New York: The Federal Reserve’s patience is rubbing off on bond traders.

Treasuries fell on Friday after Labor Department data showed US hiring surged in July. Still, yields on two-year notes, the securities most sensitive to Fed policy expectations, closed below levels reached less than two weeks earlier.

The subdued sell-off following a second-straight robust payrolls report signals traders remain reluctant to push the sell button after the Fed — which entered 2016 expecting to raise interest rates four times — has held off on hiking time and time again. The implied probability of a rate boost in September is just 26 per cent, and futures indicate officials are more likely to do nothing for the remainder of the year than to move.

“The market has seen this movie before — it takes a long time to build momentum and no time to destroy it,” said Thomas Simons, senior money market economist at Jefferies LLC in New York.

Fed Outlook

Two-year note yields rose seven basis points last week, or 0.07 percentage point, to 0.72 per cent at 5pm. New York time Friday, according to Bloomberg Bond Trader data. Benchmark 10-year US note yields rose 14 basis points to 1.59 per cent.

Traders have rebuilt wagers on a 2016 rate increase after slashing those bets following the U.K.’s June 23 vote to leave the European Union. The Citigroup Inc. US. Economic Surprise Index, which measures whether data beat forecasts, touched the highest since 2014 last month before retreating after a July 29 report showed US gross domestic product grew at less than half the pace economists predicted.

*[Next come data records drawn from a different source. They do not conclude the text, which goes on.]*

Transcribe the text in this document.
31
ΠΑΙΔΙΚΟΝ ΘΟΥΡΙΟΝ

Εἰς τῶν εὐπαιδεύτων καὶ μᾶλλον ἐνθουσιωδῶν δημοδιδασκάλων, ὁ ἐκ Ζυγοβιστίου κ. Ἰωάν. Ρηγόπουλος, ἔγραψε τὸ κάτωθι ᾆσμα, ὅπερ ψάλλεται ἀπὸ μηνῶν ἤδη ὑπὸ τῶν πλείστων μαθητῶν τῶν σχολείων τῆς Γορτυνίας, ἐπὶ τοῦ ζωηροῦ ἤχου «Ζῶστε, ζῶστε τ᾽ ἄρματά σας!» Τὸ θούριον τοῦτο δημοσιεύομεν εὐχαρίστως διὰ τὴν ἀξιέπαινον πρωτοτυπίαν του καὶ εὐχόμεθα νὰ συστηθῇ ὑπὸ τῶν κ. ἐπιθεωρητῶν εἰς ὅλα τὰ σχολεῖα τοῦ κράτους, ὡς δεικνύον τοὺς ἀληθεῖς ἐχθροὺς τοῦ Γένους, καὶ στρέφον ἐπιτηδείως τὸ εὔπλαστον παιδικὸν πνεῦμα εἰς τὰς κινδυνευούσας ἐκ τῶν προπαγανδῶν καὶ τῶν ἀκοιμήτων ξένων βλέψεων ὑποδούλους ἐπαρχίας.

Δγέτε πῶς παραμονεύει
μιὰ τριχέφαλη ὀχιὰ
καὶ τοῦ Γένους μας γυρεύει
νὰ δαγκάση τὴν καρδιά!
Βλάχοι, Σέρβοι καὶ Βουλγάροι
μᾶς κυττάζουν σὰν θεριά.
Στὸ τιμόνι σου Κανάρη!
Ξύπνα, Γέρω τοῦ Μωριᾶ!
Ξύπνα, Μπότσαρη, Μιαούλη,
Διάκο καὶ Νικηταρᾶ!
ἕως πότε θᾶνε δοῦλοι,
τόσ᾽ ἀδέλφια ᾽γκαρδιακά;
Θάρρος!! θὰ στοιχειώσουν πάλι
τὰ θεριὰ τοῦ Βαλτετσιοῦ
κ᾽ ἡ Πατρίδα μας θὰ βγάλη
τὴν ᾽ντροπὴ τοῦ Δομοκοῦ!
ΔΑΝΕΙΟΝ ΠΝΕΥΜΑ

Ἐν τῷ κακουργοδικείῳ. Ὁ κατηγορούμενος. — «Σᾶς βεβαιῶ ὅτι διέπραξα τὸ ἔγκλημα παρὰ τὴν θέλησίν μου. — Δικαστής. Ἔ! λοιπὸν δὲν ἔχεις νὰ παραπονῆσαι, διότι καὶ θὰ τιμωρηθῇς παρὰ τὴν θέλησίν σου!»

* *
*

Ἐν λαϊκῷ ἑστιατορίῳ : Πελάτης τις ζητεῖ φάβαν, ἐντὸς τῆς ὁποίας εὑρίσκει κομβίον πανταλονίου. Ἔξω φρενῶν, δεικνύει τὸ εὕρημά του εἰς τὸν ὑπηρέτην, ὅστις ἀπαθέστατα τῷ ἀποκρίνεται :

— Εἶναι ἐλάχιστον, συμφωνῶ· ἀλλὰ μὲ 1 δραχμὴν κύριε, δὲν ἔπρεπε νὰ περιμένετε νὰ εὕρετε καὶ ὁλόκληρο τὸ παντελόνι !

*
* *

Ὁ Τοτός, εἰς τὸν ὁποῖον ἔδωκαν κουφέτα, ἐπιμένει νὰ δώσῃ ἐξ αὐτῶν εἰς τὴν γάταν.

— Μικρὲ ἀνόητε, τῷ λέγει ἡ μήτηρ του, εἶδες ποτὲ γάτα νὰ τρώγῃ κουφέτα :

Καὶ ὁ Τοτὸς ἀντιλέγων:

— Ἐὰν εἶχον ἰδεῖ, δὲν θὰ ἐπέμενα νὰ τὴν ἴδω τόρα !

Fed Chair Janet Yellen will have a chance to air her views on the economy’s progress when she speaks on Aug. 26 at the Kansas City Fed’s annual policy symposium in Jackson Hole, Wyoming. Officials project one increase this year as they try to tighten policy against a tide of monetary easing worldwide. The Bank of England on Aug. 4 cut interest rates and announced other stimulus to ramp up defences against a Brexit-induced slump.

Expanding Payrolls

Friday’s nonfarm payrolls report showed employers added 255,000 positions in July, versus a median forecast of 180,000 in a Bloomberg survey of economists. Wage growth also beat estimates, which may help sustain consumer spending into the second half of the year. The labour-force participation rate increased and the jobless rate held at 4.9 per cent.

“The report is universally strong and certainly increases the chances that Yellen uses her Jackson Hole speech as an opportunity to reiterate the chances of another hike by year-end — whether they actually follow-through is another issue entirely,” said Ian Lyngen, who along with David Ader was voted the top Treasuries strategists for 2016 in an Institutional Investor poll last month.

So what’s holding up the bond market?

“The market will need more than a couple strong NFP prints to convince it the Fed is really in play after last week’s dismal GDP and all the global easing,” Lyngen said.

Domestic Data

Not everyone is counting out the Fed. Allianz SE’s Mohamed El-Erian said traders underestimate the probability that policymakers will raise rates next month. He sees the likelihood at 40 per cent to 45 per cent, he said in a Bloomberg Television interview.

Meanwhile, Bill Gross, El-Erian’s former colleague at Pacific Investment Management Co., sees a September hike as less likely — and December as just a “maybe” if better-than-expected data persist. While recent reports showed improvement in US jobs, retail sales and industrial production, economic momentum abroad remains sluggish, the Janus Capital Group Inc. money manager said.

The Treasuries market will only begin to react in full when the Fed acknowledges the strength of the US economy, said Jeffrey Rosenberg, chief investment strategist for fixed income at BlackRock Inc.

The only such hint investors got last month was the statement from policymakers that “near-term risks to the economic outlook have diminished.” Officials also said they expect economic conditions “warrant only gradual increases” in the Fed’s benchmark rate.

“The market is going to need to see the rhetoric and the commentary from the Fed begin to change to acknowledge the strength and balance out the outlook for how quickly they’re going to be tightening,” Rosenberg said in an interview on Bloomberg Radio. Without that, yields are “not going to really move significantly higher,” he said.